“I thought,” said Mrs. Bulkham, “that you understood I wanted one for my daughter and myself, if she came.”

“I certainly didn’t,” said Mrs. Makely, with a wink of concentrated wickedness at me. “But, if you do, you will have to say so now, without any ifs or ands about it; and if any of the tickets come back—I let friends have a few on sale—I will give you two.”

“Well, I do,” said Mrs. Bulkham, after a moment.

“Very well; it will be five dollars for the two. I feel bound to get all I can for the cause. Shall I put your name down?”

“Yes,” said Mrs. Bulkham, rather crossly; but Mrs. Makely inscribed her name on her tablets with a radiant amiability, which suffered no eclipse when, within the next fifteen minutes, a dozen other ladies hurried up and bought in at the same rate.

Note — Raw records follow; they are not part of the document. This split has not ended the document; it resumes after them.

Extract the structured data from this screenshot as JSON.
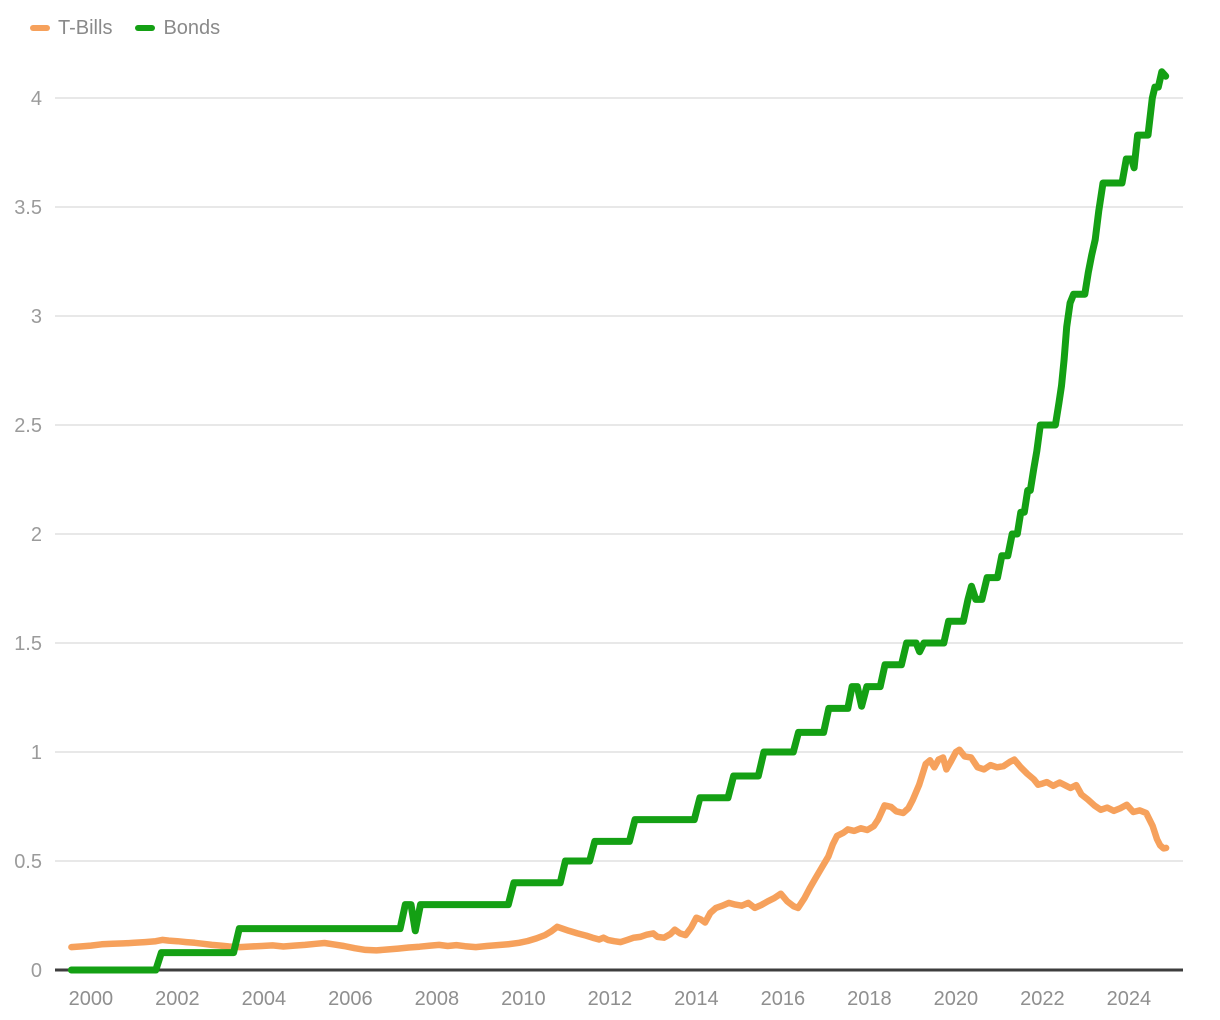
{
  "legend": {
    "items": [
      {
        "label": "T-Bills",
        "color": "#f6a15c"
      },
      {
        "label": "Bonds",
        "color": "#14a014"
      }
    ]
  },
  "chart_data": {
    "type": "line",
    "title": "",
    "xlabel": "",
    "ylabel": "",
    "grid": true,
    "legend_position": "top-left",
    "colors": {
      "grid": "#e8e8e8",
      "axis_line": "#3d3d3d",
      "tick_text": "#999999",
      "background": "#ffffff"
    },
    "x_axis": {
      "tick_labels": [
        "2000",
        "2002",
        "2004",
        "2006",
        "2008",
        "2010",
        "2012",
        "2014",
        "2016",
        "2018",
        "2020",
        "2022",
        "2024"
      ],
      "tick_years": [
        2000,
        2002,
        2004,
        2006,
        2008,
        2010,
        2012,
        2014,
        2016,
        2018,
        2020,
        2022,
        2024
      ],
      "range": [
        1999.17,
        2025.25
      ]
    },
    "y_axis": {
      "tick_labels": [
        "0",
        "0.5",
        "1",
        "1.5",
        "2",
        "2.5",
        "3",
        "3.5",
        "4"
      ],
      "tick_values": [
        0,
        0.5,
        1,
        1.5,
        2,
        2.5,
        3,
        3.5,
        4
      ],
      "range": [
        0,
        4.3
      ]
    },
    "series": [
      {
        "name": "T-Bills",
        "color": "#f6a15c",
        "stroke_width": 6.5,
        "points": [
          [
            1999.55,
            0.105
          ],
          [
            1999.75,
            0.108
          ],
          [
            2000.0,
            0.112
          ],
          [
            2000.25,
            0.118
          ],
          [
            2000.5,
            0.12
          ],
          [
            2000.75,
            0.122
          ],
          [
            2001.0,
            0.125
          ],
          [
            2001.25,
            0.128
          ],
          [
            2001.5,
            0.132
          ],
          [
            2001.65,
            0.138
          ],
          [
            2001.8,
            0.135
          ],
          [
            2002.0,
            0.132
          ],
          [
            2002.2,
            0.128
          ],
          [
            2002.4,
            0.125
          ],
          [
            2002.6,
            0.12
          ],
          [
            2002.8,
            0.115
          ],
          [
            2003.0,
            0.112
          ],
          [
            2003.2,
            0.108
          ],
          [
            2003.45,
            0.105
          ],
          [
            2003.7,
            0.108
          ],
          [
            2003.95,
            0.11
          ],
          [
            2004.2,
            0.113
          ],
          [
            2004.45,
            0.108
          ],
          [
            2004.7,
            0.112
          ],
          [
            2004.95,
            0.115
          ],
          [
            2005.2,
            0.12
          ],
          [
            2005.4,
            0.124
          ],
          [
            2005.6,
            0.118
          ],
          [
            2005.85,
            0.11
          ],
          [
            2006.1,
            0.1
          ],
          [
            2006.35,
            0.092
          ],
          [
            2006.6,
            0.09
          ],
          [
            2006.85,
            0.094
          ],
          [
            2007.1,
            0.098
          ],
          [
            2007.35,
            0.103
          ],
          [
            2007.6,
            0.107
          ],
          [
            2007.85,
            0.112
          ],
          [
            2008.05,
            0.115
          ],
          [
            2008.25,
            0.11
          ],
          [
            2008.45,
            0.114
          ],
          [
            2008.65,
            0.109
          ],
          [
            2008.9,
            0.105
          ],
          [
            2009.15,
            0.11
          ],
          [
            2009.4,
            0.114
          ],
          [
            2009.65,
            0.118
          ],
          [
            2009.9,
            0.125
          ],
          [
            2010.1,
            0.133
          ],
          [
            2010.3,
            0.145
          ],
          [
            2010.5,
            0.16
          ],
          [
            2010.65,
            0.178
          ],
          [
            2010.78,
            0.198
          ],
          [
            2010.9,
            0.19
          ],
          [
            2011.05,
            0.18
          ],
          [
            2011.25,
            0.168
          ],
          [
            2011.45,
            0.158
          ],
          [
            2011.6,
            0.148
          ],
          [
            2011.75,
            0.14
          ],
          [
            2011.85,
            0.148
          ],
          [
            2011.95,
            0.138
          ],
          [
            2012.1,
            0.132
          ],
          [
            2012.25,
            0.128
          ],
          [
            2012.4,
            0.138
          ],
          [
            2012.55,
            0.148
          ],
          [
            2012.7,
            0.152
          ],
          [
            2012.85,
            0.162
          ],
          [
            2013.0,
            0.168
          ],
          [
            2013.1,
            0.152
          ],
          [
            2013.25,
            0.148
          ],
          [
            2013.4,
            0.165
          ],
          [
            2013.5,
            0.185
          ],
          [
            2013.62,
            0.168
          ],
          [
            2013.75,
            0.16
          ],
          [
            2013.88,
            0.195
          ],
          [
            2014.0,
            0.24
          ],
          [
            2014.1,
            0.232
          ],
          [
            2014.2,
            0.218
          ],
          [
            2014.32,
            0.262
          ],
          [
            2014.45,
            0.285
          ],
          [
            2014.6,
            0.295
          ],
          [
            2014.75,
            0.308
          ],
          [
            2014.9,
            0.3
          ],
          [
            2015.05,
            0.295
          ],
          [
            2015.2,
            0.308
          ],
          [
            2015.35,
            0.285
          ],
          [
            2015.5,
            0.298
          ],
          [
            2015.65,
            0.315
          ],
          [
            2015.8,
            0.33
          ],
          [
            2015.95,
            0.35
          ],
          [
            2016.1,
            0.315
          ],
          [
            2016.25,
            0.292
          ],
          [
            2016.35,
            0.285
          ],
          [
            2016.5,
            0.33
          ],
          [
            2016.62,
            0.375
          ],
          [
            2016.75,
            0.42
          ],
          [
            2016.9,
            0.47
          ],
          [
            2017.05,
            0.52
          ],
          [
            2017.15,
            0.575
          ],
          [
            2017.25,
            0.615
          ],
          [
            2017.4,
            0.63
          ],
          [
            2017.5,
            0.645
          ],
          [
            2017.65,
            0.638
          ],
          [
            2017.8,
            0.65
          ],
          [
            2017.95,
            0.642
          ],
          [
            2018.1,
            0.66
          ],
          [
            2018.2,
            0.69
          ],
          [
            2018.35,
            0.755
          ],
          [
            2018.5,
            0.748
          ],
          [
            2018.62,
            0.728
          ],
          [
            2018.78,
            0.72
          ],
          [
            2018.9,
            0.742
          ],
          [
            2019.0,
            0.78
          ],
          [
            2019.15,
            0.85
          ],
          [
            2019.3,
            0.945
          ],
          [
            2019.4,
            0.962
          ],
          [
            2019.5,
            0.93
          ],
          [
            2019.6,
            0.965
          ],
          [
            2019.7,
            0.975
          ],
          [
            2019.78,
            0.92
          ],
          [
            2019.88,
            0.955
          ],
          [
            2020.0,
            1.0
          ],
          [
            2020.08,
            1.01
          ],
          [
            2020.2,
            0.98
          ],
          [
            2020.35,
            0.975
          ],
          [
            2020.5,
            0.93
          ],
          [
            2020.65,
            0.92
          ],
          [
            2020.8,
            0.94
          ],
          [
            2020.95,
            0.93
          ],
          [
            2021.1,
            0.935
          ],
          [
            2021.25,
            0.955
          ],
          [
            2021.35,
            0.965
          ],
          [
            2021.5,
            0.93
          ],
          [
            2021.65,
            0.9
          ],
          [
            2021.8,
            0.875
          ],
          [
            2021.9,
            0.85
          ],
          [
            2022.0,
            0.855
          ],
          [
            2022.1,
            0.862
          ],
          [
            2022.25,
            0.845
          ],
          [
            2022.4,
            0.86
          ],
          [
            2022.55,
            0.845
          ],
          [
            2022.65,
            0.835
          ],
          [
            2022.78,
            0.848
          ],
          [
            2022.9,
            0.805
          ],
          [
            2023.05,
            0.782
          ],
          [
            2023.2,
            0.755
          ],
          [
            2023.35,
            0.735
          ],
          [
            2023.5,
            0.745
          ],
          [
            2023.65,
            0.73
          ],
          [
            2023.8,
            0.742
          ],
          [
            2023.95,
            0.758
          ],
          [
            2024.1,
            0.725
          ],
          [
            2024.25,
            0.732
          ],
          [
            2024.4,
            0.72
          ],
          [
            2024.55,
            0.66
          ],
          [
            2024.65,
            0.6
          ],
          [
            2024.72,
            0.572
          ],
          [
            2024.8,
            0.558
          ],
          [
            2024.86,
            0.56
          ]
        ]
      },
      {
        "name": "Bonds",
        "color": "#14a014",
        "stroke_width": 7,
        "points": [
          [
            1999.55,
            0
          ],
          [
            2001.5,
            0
          ],
          [
            2001.63,
            0.08
          ],
          [
            2003.3,
            0.08
          ],
          [
            2003.43,
            0.19
          ],
          [
            2007.15,
            0.19
          ],
          [
            2007.27,
            0.3
          ],
          [
            2007.4,
            0.3
          ],
          [
            2007.5,
            0.18
          ],
          [
            2007.62,
            0.3
          ],
          [
            2009.65,
            0.3
          ],
          [
            2009.78,
            0.4
          ],
          [
            2010.85,
            0.4
          ],
          [
            2010.97,
            0.5
          ],
          [
            2011.53,
            0.5
          ],
          [
            2011.65,
            0.59
          ],
          [
            2012.45,
            0.59
          ],
          [
            2012.58,
            0.69
          ],
          [
            2013.95,
            0.69
          ],
          [
            2014.08,
            0.79
          ],
          [
            2014.73,
            0.79
          ],
          [
            2014.86,
            0.89
          ],
          [
            2015.43,
            0.89
          ],
          [
            2015.56,
            1.0
          ],
          [
            2016.24,
            1.0
          ],
          [
            2016.36,
            1.09
          ],
          [
            2016.94,
            1.09
          ],
          [
            2017.06,
            1.2
          ],
          [
            2017.5,
            1.2
          ],
          [
            2017.6,
            1.3
          ],
          [
            2017.72,
            1.3
          ],
          [
            2017.82,
            1.21
          ],
          [
            2017.94,
            1.3
          ],
          [
            2018.25,
            1.3
          ],
          [
            2018.36,
            1.4
          ],
          [
            2018.74,
            1.4
          ],
          [
            2018.86,
            1.5
          ],
          [
            2019.08,
            1.5
          ],
          [
            2019.16,
            1.46
          ],
          [
            2019.26,
            1.5
          ],
          [
            2019.72,
            1.5
          ],
          [
            2019.83,
            1.6
          ],
          [
            2020.17,
            1.6
          ],
          [
            2020.28,
            1.7
          ],
          [
            2020.36,
            1.76
          ],
          [
            2020.46,
            1.7
          ],
          [
            2020.6,
            1.7
          ],
          [
            2020.72,
            1.8
          ],
          [
            2020.96,
            1.8
          ],
          [
            2021.06,
            1.9
          ],
          [
            2021.2,
            1.9
          ],
          [
            2021.3,
            2.0
          ],
          [
            2021.42,
            2.0
          ],
          [
            2021.5,
            2.1
          ],
          [
            2021.58,
            2.1
          ],
          [
            2021.66,
            2.2
          ],
          [
            2021.72,
            2.2
          ],
          [
            2021.8,
            2.3
          ],
          [
            2021.87,
            2.38
          ],
          [
            2021.95,
            2.5
          ],
          [
            2022.3,
            2.5
          ],
          [
            2022.38,
            2.6
          ],
          [
            2022.44,
            2.68
          ],
          [
            2022.5,
            2.8
          ],
          [
            2022.56,
            2.95
          ],
          [
            2022.64,
            3.06
          ],
          [
            2022.72,
            3.1
          ],
          [
            2022.98,
            3.1
          ],
          [
            2023.06,
            3.2
          ],
          [
            2023.14,
            3.28
          ],
          [
            2023.22,
            3.35
          ],
          [
            2023.3,
            3.48
          ],
          [
            2023.4,
            3.61
          ],
          [
            2023.84,
            3.61
          ],
          [
            2023.94,
            3.72
          ],
          [
            2024.06,
            3.72
          ],
          [
            2024.12,
            3.68
          ],
          [
            2024.2,
            3.83
          ],
          [
            2024.44,
            3.83
          ],
          [
            2024.54,
            4.0
          ],
          [
            2024.6,
            4.05
          ],
          [
            2024.68,
            4.05
          ],
          [
            2024.76,
            4.12
          ],
          [
            2024.85,
            4.1
          ]
        ]
      }
    ]
  }
}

I could not stand it, and I got up to go away, feeling extremely particeps criminis. Mrs. Makely seemed to have a conscience as light as air.

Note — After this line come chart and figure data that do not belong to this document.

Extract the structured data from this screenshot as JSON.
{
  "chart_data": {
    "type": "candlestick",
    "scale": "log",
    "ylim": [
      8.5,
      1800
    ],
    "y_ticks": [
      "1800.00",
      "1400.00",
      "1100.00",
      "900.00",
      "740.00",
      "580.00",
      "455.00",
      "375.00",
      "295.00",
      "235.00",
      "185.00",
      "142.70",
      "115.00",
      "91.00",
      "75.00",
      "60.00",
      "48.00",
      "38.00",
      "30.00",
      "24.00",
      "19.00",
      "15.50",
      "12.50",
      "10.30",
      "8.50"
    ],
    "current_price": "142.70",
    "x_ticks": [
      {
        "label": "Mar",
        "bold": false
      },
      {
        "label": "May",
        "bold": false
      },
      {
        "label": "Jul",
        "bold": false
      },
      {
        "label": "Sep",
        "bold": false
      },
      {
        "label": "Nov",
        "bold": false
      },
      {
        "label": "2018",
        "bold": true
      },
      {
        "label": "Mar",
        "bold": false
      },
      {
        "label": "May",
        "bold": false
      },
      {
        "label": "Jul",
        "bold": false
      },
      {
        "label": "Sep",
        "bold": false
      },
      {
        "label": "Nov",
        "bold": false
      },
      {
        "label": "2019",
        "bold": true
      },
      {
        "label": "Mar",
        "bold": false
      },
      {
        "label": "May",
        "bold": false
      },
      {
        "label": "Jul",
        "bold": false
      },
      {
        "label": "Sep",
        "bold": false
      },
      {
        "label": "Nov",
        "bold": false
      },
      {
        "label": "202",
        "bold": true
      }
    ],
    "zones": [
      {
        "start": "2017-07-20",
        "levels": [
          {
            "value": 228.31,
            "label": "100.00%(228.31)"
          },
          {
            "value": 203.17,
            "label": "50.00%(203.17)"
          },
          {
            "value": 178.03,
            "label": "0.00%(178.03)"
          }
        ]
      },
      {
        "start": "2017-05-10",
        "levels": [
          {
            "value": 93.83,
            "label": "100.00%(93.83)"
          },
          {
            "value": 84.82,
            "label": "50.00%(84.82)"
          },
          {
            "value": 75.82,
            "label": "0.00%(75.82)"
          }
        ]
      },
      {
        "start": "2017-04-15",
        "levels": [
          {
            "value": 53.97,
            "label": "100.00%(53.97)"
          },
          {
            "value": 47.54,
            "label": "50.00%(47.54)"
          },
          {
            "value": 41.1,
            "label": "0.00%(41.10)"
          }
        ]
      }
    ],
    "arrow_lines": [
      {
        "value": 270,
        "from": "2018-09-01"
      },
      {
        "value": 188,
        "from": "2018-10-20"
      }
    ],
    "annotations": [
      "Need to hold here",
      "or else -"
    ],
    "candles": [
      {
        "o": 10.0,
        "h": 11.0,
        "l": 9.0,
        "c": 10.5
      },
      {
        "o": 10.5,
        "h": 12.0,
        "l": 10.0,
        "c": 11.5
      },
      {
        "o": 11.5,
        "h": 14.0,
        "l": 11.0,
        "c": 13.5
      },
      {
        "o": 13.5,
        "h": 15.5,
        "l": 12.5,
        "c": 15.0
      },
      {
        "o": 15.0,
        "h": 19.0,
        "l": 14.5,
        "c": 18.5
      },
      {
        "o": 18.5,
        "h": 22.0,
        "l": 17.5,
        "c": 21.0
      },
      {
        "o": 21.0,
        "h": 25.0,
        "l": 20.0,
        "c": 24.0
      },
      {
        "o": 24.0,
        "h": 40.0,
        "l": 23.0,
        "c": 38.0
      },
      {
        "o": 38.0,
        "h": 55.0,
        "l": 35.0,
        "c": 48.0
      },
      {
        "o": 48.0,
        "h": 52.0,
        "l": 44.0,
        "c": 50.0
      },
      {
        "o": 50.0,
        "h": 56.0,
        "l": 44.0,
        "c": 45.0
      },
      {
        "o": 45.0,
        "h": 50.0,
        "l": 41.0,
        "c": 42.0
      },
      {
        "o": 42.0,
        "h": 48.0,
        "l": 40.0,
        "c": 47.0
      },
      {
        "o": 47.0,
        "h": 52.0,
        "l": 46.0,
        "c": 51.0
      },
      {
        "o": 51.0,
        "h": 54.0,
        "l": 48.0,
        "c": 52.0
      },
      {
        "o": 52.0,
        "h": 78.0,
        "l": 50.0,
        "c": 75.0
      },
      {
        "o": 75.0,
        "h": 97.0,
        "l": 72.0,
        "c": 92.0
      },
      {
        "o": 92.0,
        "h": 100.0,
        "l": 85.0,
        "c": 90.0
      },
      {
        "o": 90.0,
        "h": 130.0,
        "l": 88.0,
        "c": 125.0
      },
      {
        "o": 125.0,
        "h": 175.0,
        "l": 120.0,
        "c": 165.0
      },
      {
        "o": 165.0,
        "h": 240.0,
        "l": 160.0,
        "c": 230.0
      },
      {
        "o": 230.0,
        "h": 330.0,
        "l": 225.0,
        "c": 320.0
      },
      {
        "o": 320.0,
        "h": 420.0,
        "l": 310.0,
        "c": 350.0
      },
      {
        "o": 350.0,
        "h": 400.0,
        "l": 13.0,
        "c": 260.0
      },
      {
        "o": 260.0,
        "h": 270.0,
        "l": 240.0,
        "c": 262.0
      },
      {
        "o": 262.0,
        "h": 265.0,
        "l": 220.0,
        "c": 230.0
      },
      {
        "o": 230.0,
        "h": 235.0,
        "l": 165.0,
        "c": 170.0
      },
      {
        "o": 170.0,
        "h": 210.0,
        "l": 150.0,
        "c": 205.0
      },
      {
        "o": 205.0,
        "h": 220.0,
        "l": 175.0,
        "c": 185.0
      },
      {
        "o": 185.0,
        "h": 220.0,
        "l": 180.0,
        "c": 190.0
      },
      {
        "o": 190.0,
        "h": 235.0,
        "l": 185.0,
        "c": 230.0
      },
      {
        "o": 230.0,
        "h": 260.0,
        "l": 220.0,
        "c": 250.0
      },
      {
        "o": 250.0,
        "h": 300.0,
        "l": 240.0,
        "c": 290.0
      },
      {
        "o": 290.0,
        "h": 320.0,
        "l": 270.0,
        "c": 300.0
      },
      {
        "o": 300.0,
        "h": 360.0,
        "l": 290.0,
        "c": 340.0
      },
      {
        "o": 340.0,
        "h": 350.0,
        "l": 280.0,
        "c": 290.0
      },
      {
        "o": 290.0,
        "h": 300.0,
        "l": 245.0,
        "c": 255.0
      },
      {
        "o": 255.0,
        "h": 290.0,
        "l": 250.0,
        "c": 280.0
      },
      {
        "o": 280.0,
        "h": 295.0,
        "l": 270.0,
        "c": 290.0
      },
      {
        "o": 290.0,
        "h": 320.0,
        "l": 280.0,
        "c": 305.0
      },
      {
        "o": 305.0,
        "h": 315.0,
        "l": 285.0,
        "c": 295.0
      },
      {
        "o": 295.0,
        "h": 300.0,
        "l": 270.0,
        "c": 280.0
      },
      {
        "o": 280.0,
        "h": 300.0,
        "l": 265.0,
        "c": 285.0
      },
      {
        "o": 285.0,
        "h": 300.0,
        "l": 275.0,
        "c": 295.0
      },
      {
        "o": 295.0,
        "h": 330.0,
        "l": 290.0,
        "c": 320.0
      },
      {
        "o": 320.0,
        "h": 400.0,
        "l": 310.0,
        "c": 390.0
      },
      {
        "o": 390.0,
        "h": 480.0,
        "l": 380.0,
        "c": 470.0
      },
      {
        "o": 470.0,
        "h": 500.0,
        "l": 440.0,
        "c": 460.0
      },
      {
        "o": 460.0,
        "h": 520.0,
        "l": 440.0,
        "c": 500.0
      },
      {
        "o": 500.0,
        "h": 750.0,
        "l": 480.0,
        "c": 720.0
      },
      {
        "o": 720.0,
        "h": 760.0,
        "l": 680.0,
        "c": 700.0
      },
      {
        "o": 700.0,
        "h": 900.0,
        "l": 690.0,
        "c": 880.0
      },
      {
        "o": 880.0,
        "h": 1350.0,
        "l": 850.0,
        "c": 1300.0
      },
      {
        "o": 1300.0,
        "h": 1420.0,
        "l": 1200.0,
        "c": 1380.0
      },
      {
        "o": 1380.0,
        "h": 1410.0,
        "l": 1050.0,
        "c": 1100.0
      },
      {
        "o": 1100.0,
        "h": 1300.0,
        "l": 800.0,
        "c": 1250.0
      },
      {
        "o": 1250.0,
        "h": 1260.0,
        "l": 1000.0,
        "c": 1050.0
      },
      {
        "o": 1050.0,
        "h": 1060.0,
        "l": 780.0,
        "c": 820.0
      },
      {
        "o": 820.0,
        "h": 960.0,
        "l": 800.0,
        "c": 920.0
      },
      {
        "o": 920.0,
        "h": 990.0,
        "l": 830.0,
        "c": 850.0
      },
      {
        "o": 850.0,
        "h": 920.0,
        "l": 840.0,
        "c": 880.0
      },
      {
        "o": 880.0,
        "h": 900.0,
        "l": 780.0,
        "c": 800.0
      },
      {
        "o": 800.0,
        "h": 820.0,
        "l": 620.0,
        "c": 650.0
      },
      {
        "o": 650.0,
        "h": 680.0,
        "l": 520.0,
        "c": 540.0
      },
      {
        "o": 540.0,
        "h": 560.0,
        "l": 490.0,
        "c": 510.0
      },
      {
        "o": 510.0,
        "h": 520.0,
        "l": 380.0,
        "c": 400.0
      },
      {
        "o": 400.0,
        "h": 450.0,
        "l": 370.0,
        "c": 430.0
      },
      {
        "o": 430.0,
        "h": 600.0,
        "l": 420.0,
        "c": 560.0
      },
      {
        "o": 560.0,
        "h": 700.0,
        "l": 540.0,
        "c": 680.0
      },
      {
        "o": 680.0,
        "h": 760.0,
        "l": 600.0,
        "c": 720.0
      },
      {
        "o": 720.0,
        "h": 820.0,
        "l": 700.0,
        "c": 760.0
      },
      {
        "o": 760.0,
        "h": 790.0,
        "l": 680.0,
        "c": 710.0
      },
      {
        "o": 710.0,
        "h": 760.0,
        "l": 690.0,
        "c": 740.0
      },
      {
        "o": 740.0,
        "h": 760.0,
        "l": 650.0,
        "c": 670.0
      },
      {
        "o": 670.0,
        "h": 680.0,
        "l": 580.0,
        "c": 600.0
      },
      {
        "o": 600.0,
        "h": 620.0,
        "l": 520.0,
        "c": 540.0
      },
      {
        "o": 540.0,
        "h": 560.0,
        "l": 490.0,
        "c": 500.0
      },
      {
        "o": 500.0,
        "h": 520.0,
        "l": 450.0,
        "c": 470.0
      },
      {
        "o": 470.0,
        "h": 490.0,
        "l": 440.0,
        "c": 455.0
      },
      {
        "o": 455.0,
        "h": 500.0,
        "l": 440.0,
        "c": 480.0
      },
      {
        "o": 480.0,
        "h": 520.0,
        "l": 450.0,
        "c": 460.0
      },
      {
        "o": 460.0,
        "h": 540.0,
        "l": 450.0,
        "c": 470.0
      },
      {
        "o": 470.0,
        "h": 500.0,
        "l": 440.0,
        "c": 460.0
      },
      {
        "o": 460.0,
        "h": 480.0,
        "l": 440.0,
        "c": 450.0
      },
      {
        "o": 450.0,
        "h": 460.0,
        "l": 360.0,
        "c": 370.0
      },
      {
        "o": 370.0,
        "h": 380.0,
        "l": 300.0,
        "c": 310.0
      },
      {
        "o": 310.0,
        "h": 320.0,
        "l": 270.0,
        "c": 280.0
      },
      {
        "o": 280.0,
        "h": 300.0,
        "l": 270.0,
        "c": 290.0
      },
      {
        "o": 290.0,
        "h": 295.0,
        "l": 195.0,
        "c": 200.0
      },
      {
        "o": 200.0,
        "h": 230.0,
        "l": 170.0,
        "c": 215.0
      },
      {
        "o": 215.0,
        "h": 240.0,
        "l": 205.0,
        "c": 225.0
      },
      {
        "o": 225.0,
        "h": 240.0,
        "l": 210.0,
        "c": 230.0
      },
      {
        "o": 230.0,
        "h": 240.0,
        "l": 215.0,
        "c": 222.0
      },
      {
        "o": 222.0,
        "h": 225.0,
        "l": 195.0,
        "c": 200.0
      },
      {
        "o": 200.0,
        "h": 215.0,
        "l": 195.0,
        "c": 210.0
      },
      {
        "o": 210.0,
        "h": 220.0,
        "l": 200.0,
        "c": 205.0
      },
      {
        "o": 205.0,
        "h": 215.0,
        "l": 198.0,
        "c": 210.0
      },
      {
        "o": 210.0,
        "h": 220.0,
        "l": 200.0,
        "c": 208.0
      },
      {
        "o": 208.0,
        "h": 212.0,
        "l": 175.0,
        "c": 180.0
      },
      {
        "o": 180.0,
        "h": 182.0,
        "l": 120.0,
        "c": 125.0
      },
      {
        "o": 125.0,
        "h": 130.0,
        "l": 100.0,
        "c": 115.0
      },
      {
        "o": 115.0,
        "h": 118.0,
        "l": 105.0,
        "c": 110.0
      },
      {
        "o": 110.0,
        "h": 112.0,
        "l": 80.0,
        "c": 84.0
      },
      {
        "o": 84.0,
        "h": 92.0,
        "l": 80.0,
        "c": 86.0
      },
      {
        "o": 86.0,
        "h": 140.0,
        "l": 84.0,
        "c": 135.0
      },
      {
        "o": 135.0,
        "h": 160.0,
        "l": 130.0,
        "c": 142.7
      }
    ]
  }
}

“If Reuben Camp or the head-waiter don’t bring back some of those tickets, I don’t know what I shall do. I shall have to put chairs into the aisles and charge five dollars apiece for as many people as I can crowd in there. I never knew anything so perfectly providential.”

“I envy you the ability to see it in that light, Mrs. Makely,” I said, faint at heart. “Suppose Camp crowds the place full of his trainmen, how will the ladies that you’ve sold tickets to at five dollars apiece like it?”

“Pooh! What do I care how they like it! Horrid things! And for repairs on the house of Gawd, it’s the same as being in church, where everybody is equal.”

The time passed. Mrs. Makely sold chances to all the ladies in the house; on Friday night Reuben Camp brought her a hundred dollars; the head-waiter had already paid in twenty-five. “I didn’t dare to ask them if they speculated on them,” she confided to me. “Do you suppose they would have the conscience?”